I cannot stand myself.)
I do have Gwen’s
number, so I called her. Partly because
I knew she would answer (even though she’s in Switzerland, it was after the
girls were in bed and she’d be home and have time to talk). Partly because I knew I could ask her to contact
Caleb, even if she just used twitter to DM him.
I could tell her. She could tell
him. She could explain. Explain why.
She’s so logical. So capable of
translating things from illogic to logic.
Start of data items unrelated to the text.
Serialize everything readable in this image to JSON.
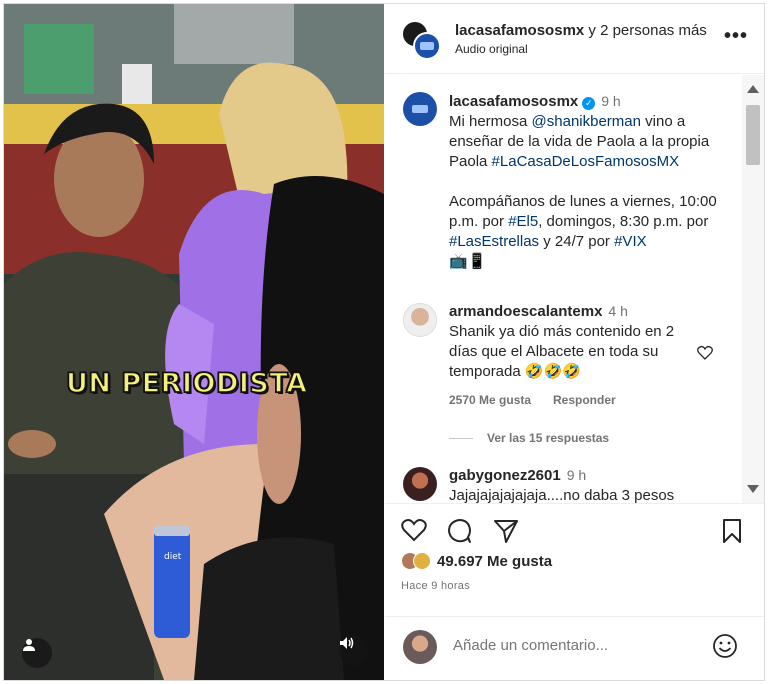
{
  "overlay_caption": "UN PERIODISTA",
  "header": {
    "account": "lacasafamososmx",
    "others": " y 2 personas más",
    "subtitle": "Audio original",
    "more_icon": "more-horizontal-icon"
  },
  "post": {
    "username": "lacasafamososmx",
    "time": "9 h",
    "line1_a": "Mi hermosa ",
    "mention": "@shanikberman",
    "line1_b": " vino a enseñar de la vida de Paola a la propia Paola ",
    "hashtag1": "#LaCasaDeLosFamososMX",
    "line2_a": "Acompáñanos de lunes a viernes, 10:00 p.m. por ",
    "hashtag2": "#El5",
    "line2_b": ", domingos, 8:30 p.m. por ",
    "hashtag3": "#LasEstrellas",
    "line2_c": " y 24/7 por ",
    "hashtag4": "#VIX",
    "emojis": "📺📱"
  },
  "comments": [
    {
      "username": "armandoescalantemx",
      "time": "4 h",
      "text": "Shanik ya dió más contenido en 2 días que el Albacete en toda su temporada 🤣🤣🤣",
      "likes": "2570 Me gusta",
      "reply": "Responder",
      "view_replies": "Ver las 15 respuestas"
    },
    {
      "username": "gabygonez2601",
      "time": "9 h",
      "text": "Jajajajajajajaja....no daba 3 pesos"
    }
  ],
  "actions": {
    "like_icon": "heart-icon",
    "comment_icon": "comment-icon",
    "share_icon": "send-icon",
    "save_icon": "bookmark-icon"
  },
  "likes_text": "49.697 Me gusta",
  "post_time": "Hace 9 horas",
  "add_comment_placeholder": "Añade un comentario...",
  "colors": {
    "link": "#00376b",
    "verified": "#0095f6",
    "muted": "#737373",
    "caption_yellow": "#f4f07a"
  }
}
I reasoned thusly, dry-eyed. I
felt no compulsion to cry. What’s sad
about something so smart? So sane? I would finally free everyone from having to
bear the burden of me.
It wasn’t until I called her to tell her that I was going to
do it that I cried, not sobbing but still, choked up, and with tears running,
ugly, down my cheeks and into my hair.
Onto my pillow. I heard myself,
how lame I sounded. How weak. How defenseless. I knew I would resent Gwen for having to hear
it. I wished I hadn’t called her. But then, somehow, she got me to laugh and
think of something else. And then my
crying was more coughing, and I wasn’t as fixed on the dusty-blue cross-stamps
on the Adderal, I was agreeing that it would be good to put on pants, to brush
my teeth, to go and stand in the middle of Trader Joe’s and drink a smoothie
and watch, watch the people in all their imperfect glory as they wheeled by on
their ordinary errands of sustenance and routine and wonderful prosaic
chip-and-salsa banality.
She says I owe her the Elton John song, “Someone Saved My
Life Tonight,” at karaoke in New York
at the BlogHer conference this summer.
(If I go. I may go. Money is sketchy. Let’s not talk about it.) I agree.
She knows it’s funny for me to sing something so obvious. So do I. (And I have to fight against the urge to spew the opposite of the truth, or, that is, to deliver the wretched rejection of someone who held me by the hand as I scrambled my feet in gravel on the ledge, rather than the heartfelt gratitude I know I owe. But: to owe someone to that great height, it's horrible. I know she understands and won't rub it in or try to take credit, will lightly dismiss the whole business as having been entirely up to me, and I tremble at the thought of thanking her when I recognize my own future possible desire to erase her from my life so as not to have to remember that phone call, I AM A FUCKED UP FUCKWAD, <---evidence.)
I think keeping such awful desires obvious, keeping the light focused on them,
is really important. It’s only when I
begin to pretend that I’m not going to occasionally long to (say it, Debbie,
JUST SAY IT) -- kill myself (ugh!, shudder!), to act as though I’m fine, I’m
doing fine, to act this pretend-part of fineness,
to act,
that I lose the essential piece of connectedness to whatever
keeps me from foraging for an even number of the instruments of potential
self-killing.
So I’m not consistent.
So I’m uneven and probably as bipolar as I’ve denied that I am to myself
for years after the labored diagnosis of bipolarism (combined with adhd, which
makes it all so much more confusing, like the bipolar is multiplied by the adhd
to the fourth power, or vice-versa) in November of 2000, so I don’t finish
things and I quit and I have uneven commitment to all the things I have
professed, once upon a glorious time, to love.
So I do all of this.
It doesn’t mean I am going to quit trying to live.
I’M NOT GOING TO QUIT TRYING TO LIVE.
Okay? Okay.
*
And then I did a brilliant thing and submitted this piece to Brene Brown's amazing blog, A Week of Worthiness, in answer to her request for pieces on working to be okay. Which I'm doing. Just, well, some days are harder than others. This is the best I could do yesterday. Which means I! WIN! (for now).
(Good enough.)
*
Updated to point you here: ADHD mommy.
(Because it's a thank-you card of sorts.) (I am crap at saying thanks and feeling it's remotely sufficient.)